Autrement dit, le bidule ne ressent rien de ce qu'il offre, alors que le comédien s'applique à ressentir ce qu'il offre au spectateur.
De plus, l'humain n'a pas besoin d'être prompté pour produire, il fait cela de lui-même spontanément, sans nécessairement avoir besoin d'atteindre un but; tandis que l'engin ne produira rien de lui-même parce qu'il fait chaud, que les oiseaux sont verts et que l'amour de sa vie lui saute sur les genoux !
L'outil ne m'inquiète pas plus qu'un manche de pioche, c'est le con.... qui s'en sert qui m'inquiète. Je pense aux maisons d'éditions qui formatent la production littéraire en optant pour des lignes éditoriales destinées à toucher un public cible - la flèche, la cible -. Le scribouillard de demain ne sera qu'un employé dans une entreprise qu'il devra servir pour qu'elle se taille la part de la hyène sur le marché du débilotron.
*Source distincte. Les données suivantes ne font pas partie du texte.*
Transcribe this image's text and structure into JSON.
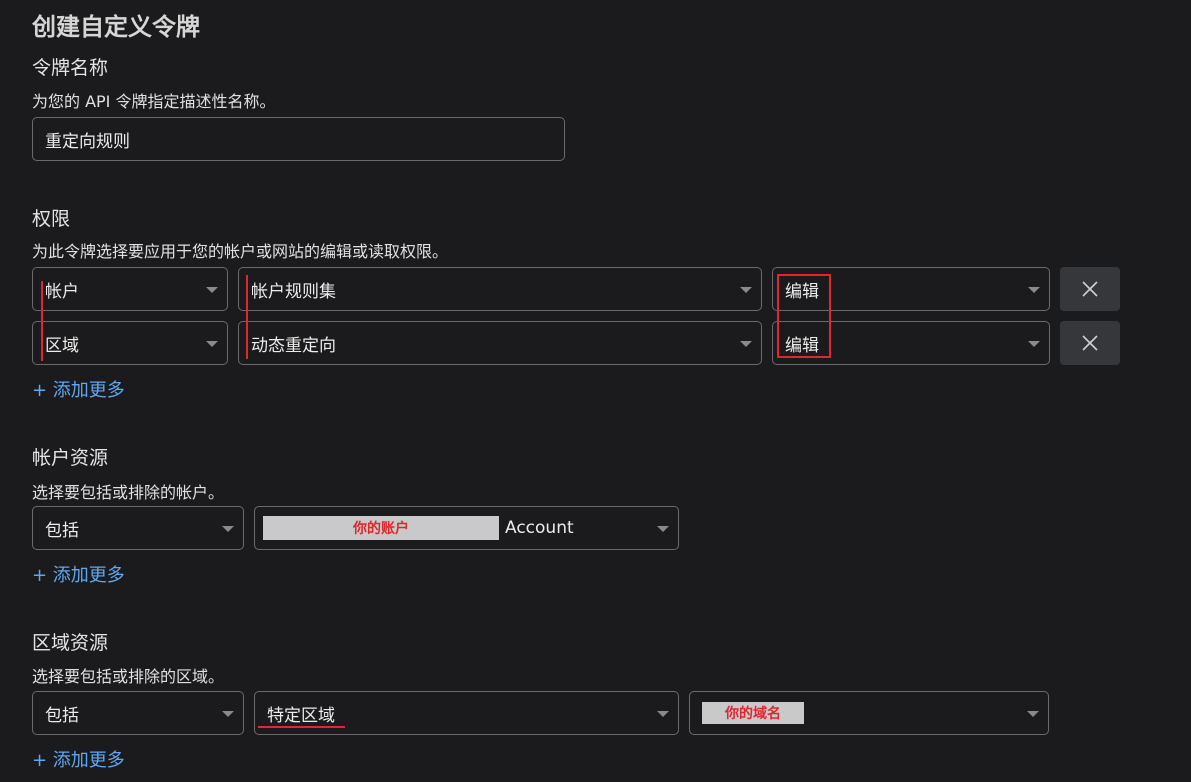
{
  "page": {
    "title": "创建自定义令牌"
  },
  "token_name": {
    "heading": "令牌名称",
    "description": "为您的 API 令牌指定描述性名称。",
    "value": "重定向规则"
  },
  "permissions": {
    "heading": "权限",
    "description": "为此令牌选择要应用于您的帐户或网站的编辑或读取权限。",
    "rows": [
      {
        "scope": "帐户",
        "resource": "帐户规则集",
        "access": "编辑"
      },
      {
        "scope": "区域",
        "resource": "动态重定向",
        "access": "编辑"
      }
    ],
    "add_more": "+ 添加更多"
  },
  "account_resources": {
    "heading": "帐户资源",
    "description": "选择要包括或排除的帐户。",
    "include": "包括",
    "redacted_label": "你的账户",
    "account_suffix": "Account",
    "add_more": "+ 添加更多"
  },
  "zone_resources": {
    "heading": "区域资源",
    "description": "选择要包括或排除的区域。",
    "include": "包括",
    "zone_scope": "特定区域",
    "redacted_label": "你的域名",
    "add_more": "+ 添加更多"
  },
  "colors": {
    "background": "#1b1b1d",
    "link": "#5ea8f2",
    "annotation_red": "#e0262e",
    "remove_button": "#35373a"
  }
}
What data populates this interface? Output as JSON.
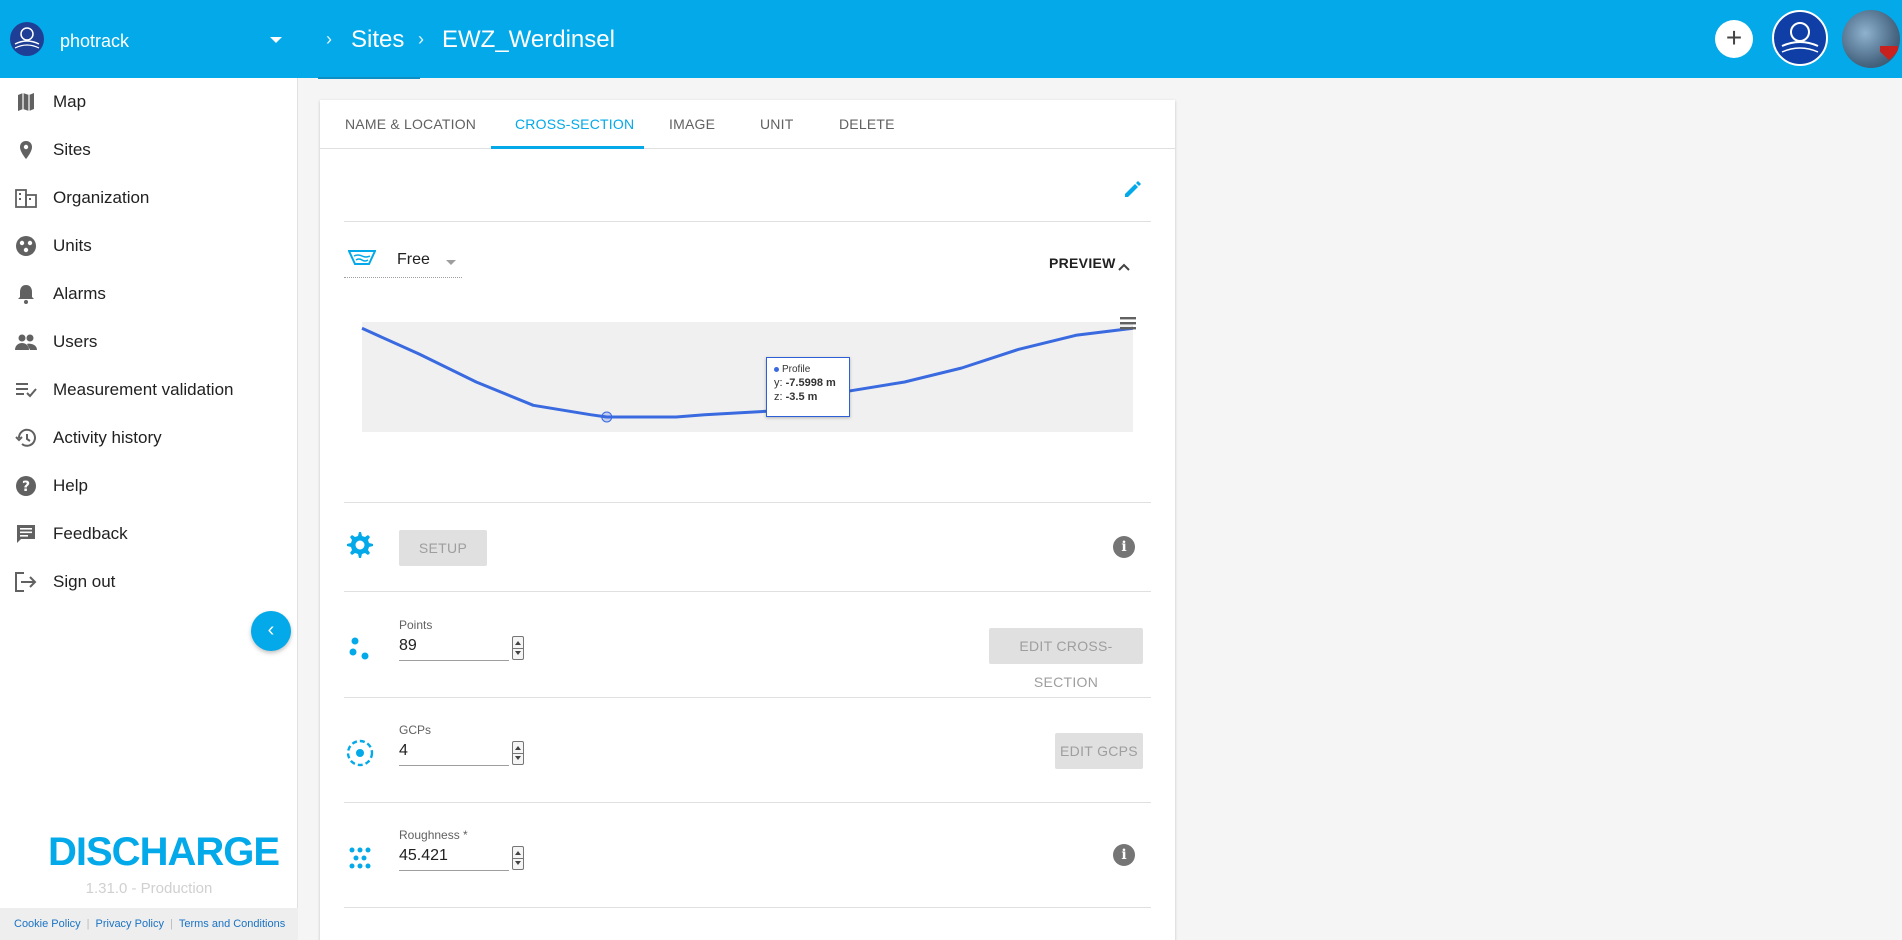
{
  "header": {
    "org_name": "photrack",
    "breadcrumbs": [
      "Sites",
      "EWZ_Werdinsel"
    ],
    "add_button_label": "+"
  },
  "sidebar": {
    "items": [
      {
        "label": "Map",
        "icon": "map-icon"
      },
      {
        "label": "Sites",
        "icon": "location-pin-icon"
      },
      {
        "label": "Organization",
        "icon": "building-icon"
      },
      {
        "label": "Units",
        "icon": "units-icon"
      },
      {
        "label": "Alarms",
        "icon": "bell-icon"
      },
      {
        "label": "Users",
        "icon": "people-icon"
      },
      {
        "label": "Measurement validation",
        "icon": "checklist-icon"
      },
      {
        "label": "Activity history",
        "icon": "history-icon"
      },
      {
        "label": "Help",
        "icon": "help-icon"
      },
      {
        "label": "Feedback",
        "icon": "feedback-icon"
      },
      {
        "label": "Sign out",
        "icon": "sign-out-icon"
      }
    ],
    "brand": "DISCHARGE",
    "version": "1.31.0 - Production",
    "footer_links": [
      "Cookie Policy",
      "Privacy Policy",
      "Terms and Conditions"
    ]
  },
  "tabs": [
    {
      "label": "NAME & LOCATION",
      "active": false
    },
    {
      "label": "CROSS-SECTION",
      "active": true
    },
    {
      "label": "IMAGE",
      "active": false
    },
    {
      "label": "UNIT",
      "active": false
    },
    {
      "label": "DELETE",
      "active": false
    }
  ],
  "cross_section": {
    "type_value": "Free",
    "preview_label": "PREVIEW",
    "setup_label": "SETUP",
    "points": {
      "label": "Points",
      "value": "89",
      "button": "EDIT CROSS-SECTION"
    },
    "gcps": {
      "label": "GCPs",
      "value": "4",
      "button": "EDIT GCPS"
    },
    "roughness": {
      "label": "Roughness *",
      "value": "45.421"
    }
  },
  "tooltip": {
    "series": "Profile",
    "y_label": "y:",
    "y_value": "-7.5998 m",
    "z_label": "z:",
    "z_value": "-3.5 m"
  },
  "colors": {
    "primary": "#03a9e8",
    "profile_line": "#3a6ae0",
    "area_fill": "#f0f0f0"
  },
  "chart_data": {
    "type": "area",
    "series": [
      {
        "name": "Profile"
      }
    ],
    "x": [
      -19.6,
      -16.8,
      -14.0,
      -11.2,
      -8.4,
      -7.6,
      -4.2,
      -2.8,
      1.4,
      4.2,
      7.0,
      9.8,
      12.6,
      15.4,
      18.2
    ],
    "values": [
      0.3,
      -0.8,
      -2.0,
      -3.0,
      -3.4,
      -3.5,
      -3.5,
      -3.4,
      -3.2,
      -2.4,
      -2.0,
      -1.4,
      -0.6,
      0.0,
      0.3
    ],
    "highlight": {
      "x": -7.6,
      "y": -3.5
    }
  }
}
Il y a tant de nombrils douloureux que nombreux s'y précipitent en espérant un soulagement temporaire de production de bile noire, - le choléra contemporain. Et dans le manège, on peut faire tourner le canasson sapiens qu'un ustensile numérique tient au bout de sa longe; ça se nomme management. L'avenir est au crétin radieux!